La théologie tridentine

Dans l'œuvre du concile de Trente on peut distinguer trois niveaux : celui du dogme, celui de la discipline et, enfin, celui des décrets relatifs à la justice ecclésiastique et aux liens entre l'épiscopat et Rome. Ces décrets suscitèrent des réserves de la part des autorités politiques. Il ne plaisait pas aux rois de France et d'Espagne que le pape fût proclamé « évêque de l'Église universelle ». Ils entendaient continuer d'interposer leur placet entre Rome et les catholiques de leurs États. Ils désiraient ne rien céder des « libertés gallicanes » ni des « libertés espagnoles » et ne pas voir disparaître les « appels comme d'abus » et les recursos de fuerza. C'est pourquoi les rois de France refusèrent toujours d'intégrer les décisions du concile parmi les lois constitutionnelles du royaume. Quant à Philippe II, il reçut solennellement en juillet 1564 les décrets de Trente, mais avec cette clause significative : « Sous réserve de mes droits royaux. » De son côté, Ferdinand Ier, si bien disposé cependant envers l'Église catholique, empêcha la publication dans ses possessions territoriales de celles des décisions tridentines qui lui parurent toucher aux prérogatives de l'État. En revanche, princes et clergés ne contestèrent pas les décrets qui se rapportaient au dogme et à la discipline et qui allaient expliquer l'importance historique de l'assemblée de Trente. Ils furent, en effet, comme la Réforme protestante, une réponse à une demande pressante de la chrétienté occidentale. Celle-ci ressentait un double besoin : celui d'une clarification doctrinale qui la sécuriserait en mettant fin aux incertitudes théologiques, et celui d'un corps pastoral capable de lui transmettre le message de la foi.
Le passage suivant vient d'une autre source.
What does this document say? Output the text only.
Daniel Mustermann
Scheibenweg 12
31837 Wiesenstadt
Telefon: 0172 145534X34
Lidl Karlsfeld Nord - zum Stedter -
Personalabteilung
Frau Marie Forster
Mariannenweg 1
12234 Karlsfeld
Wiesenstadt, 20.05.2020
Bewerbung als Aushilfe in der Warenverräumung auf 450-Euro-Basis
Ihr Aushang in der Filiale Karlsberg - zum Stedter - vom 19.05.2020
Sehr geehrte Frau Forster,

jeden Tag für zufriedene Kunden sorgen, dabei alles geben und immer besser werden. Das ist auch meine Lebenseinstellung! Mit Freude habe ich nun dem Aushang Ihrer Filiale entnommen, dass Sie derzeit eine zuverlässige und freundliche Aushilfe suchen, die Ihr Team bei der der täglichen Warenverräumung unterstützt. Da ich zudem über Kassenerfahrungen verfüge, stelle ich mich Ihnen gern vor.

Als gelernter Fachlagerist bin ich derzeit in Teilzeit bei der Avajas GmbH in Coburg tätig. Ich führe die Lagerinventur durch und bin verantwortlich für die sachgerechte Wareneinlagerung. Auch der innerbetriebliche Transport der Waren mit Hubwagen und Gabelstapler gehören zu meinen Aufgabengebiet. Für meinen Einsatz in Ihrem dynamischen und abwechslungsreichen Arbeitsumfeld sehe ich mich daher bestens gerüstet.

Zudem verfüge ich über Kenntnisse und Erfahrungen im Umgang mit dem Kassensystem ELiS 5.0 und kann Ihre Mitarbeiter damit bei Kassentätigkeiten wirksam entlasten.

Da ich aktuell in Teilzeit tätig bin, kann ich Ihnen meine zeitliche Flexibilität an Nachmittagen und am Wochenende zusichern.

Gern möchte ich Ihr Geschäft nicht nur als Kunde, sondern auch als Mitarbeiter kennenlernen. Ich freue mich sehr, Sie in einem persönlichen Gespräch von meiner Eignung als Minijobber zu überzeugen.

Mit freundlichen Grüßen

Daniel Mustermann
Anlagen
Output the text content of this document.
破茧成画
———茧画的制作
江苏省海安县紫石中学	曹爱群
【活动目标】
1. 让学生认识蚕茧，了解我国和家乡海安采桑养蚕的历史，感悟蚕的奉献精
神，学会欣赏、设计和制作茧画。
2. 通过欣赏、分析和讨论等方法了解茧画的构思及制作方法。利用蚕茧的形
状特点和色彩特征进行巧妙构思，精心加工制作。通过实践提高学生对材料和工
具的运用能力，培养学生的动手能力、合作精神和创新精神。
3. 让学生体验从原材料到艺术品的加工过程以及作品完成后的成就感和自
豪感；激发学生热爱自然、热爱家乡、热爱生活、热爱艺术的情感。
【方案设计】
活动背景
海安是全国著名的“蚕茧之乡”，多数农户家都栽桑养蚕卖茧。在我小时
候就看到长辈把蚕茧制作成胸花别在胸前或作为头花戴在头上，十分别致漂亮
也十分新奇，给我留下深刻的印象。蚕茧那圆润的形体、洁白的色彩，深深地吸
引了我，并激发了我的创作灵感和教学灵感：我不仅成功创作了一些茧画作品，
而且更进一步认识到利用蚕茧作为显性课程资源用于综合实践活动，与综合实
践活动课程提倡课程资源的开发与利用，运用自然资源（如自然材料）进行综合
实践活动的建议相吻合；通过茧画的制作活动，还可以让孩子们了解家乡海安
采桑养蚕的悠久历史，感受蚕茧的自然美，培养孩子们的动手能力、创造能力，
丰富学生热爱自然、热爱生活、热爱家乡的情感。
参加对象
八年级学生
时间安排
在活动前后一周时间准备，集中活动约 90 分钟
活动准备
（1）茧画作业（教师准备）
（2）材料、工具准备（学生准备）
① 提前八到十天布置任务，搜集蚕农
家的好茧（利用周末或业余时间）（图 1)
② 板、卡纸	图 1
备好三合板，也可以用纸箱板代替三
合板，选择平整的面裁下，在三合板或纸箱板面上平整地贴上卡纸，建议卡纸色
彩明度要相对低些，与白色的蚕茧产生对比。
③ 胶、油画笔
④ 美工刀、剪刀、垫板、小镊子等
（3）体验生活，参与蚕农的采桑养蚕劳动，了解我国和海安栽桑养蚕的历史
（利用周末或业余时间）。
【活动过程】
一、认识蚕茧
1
Sur le plan doctrinal, le concile mit d'abord l'accent sur la continuité de l'histoire chrétienne, opposant à la « Bible seule » et au « libre examen » des réformés la Bible éclairée d'âge en âge par les traditions, c'est-à-dire « les témoignages des saints pères et des conciles approuvés, le jugement et le consentement de l'Église ». Il n'interdit pas de traduire ni de lire l'Écriture en langue vulgaire, mais exigea la référence à la Vulgate « dans les leçons publiques, les disputes, la prédication et les exposés [doctrinaux] ». Ce sont les Index de 1559 et 1564 qui proscrivent la lecture de la Bible dans les langues vernaculaires. La théologie protestante avait trouvé son point de départ dans une conception extrêmement dramatique du péché originel. Le concile de Trente affirma contre Luther que, dans Adam, le libre arbitre n'avait pas été « éteint, mais seulement diminué et incliné au mal », et que la concupiscence n'est pas elle-même un péché, mais « un effet du péché ». Les discussions sur la justification, le problème le plus débattu du xvie siècle, suivirent, selon l'ordre logique, celles sur le péché originel. Quarante-quatre congrégations particulières et soixante et une congrégations générales furent consacrées à l'examen de cette question. Compte tenu de la conjoncture religieuse de l'époque, la plupart des canons relatifs à la justification portèrent condamnation des positions protestantes et notamment de celle qui fait de l'homme dénué de libre arbitre le sujet passif de l'action divine : « Si quelqu'un dit que le libre arbitre de l'homme, mû et excité par Dieu, ne coopère aucunement en donnant son assentiment à Dieu qui l'excite et l'appelle [...] qu'il soit anathème. » L'homme n'est donc pas agi par Dieu, qui serait alors responsable du mal comme du bien : « Si quelqu'un dit qu'il n'est pas au pouvoir de l'homme de rendre ses voies mauvaises, mais que c'est Dieu qui opère (par lui) le mal comme le bien [...] qu'il soit anathème. » La prescience de Dieu[...]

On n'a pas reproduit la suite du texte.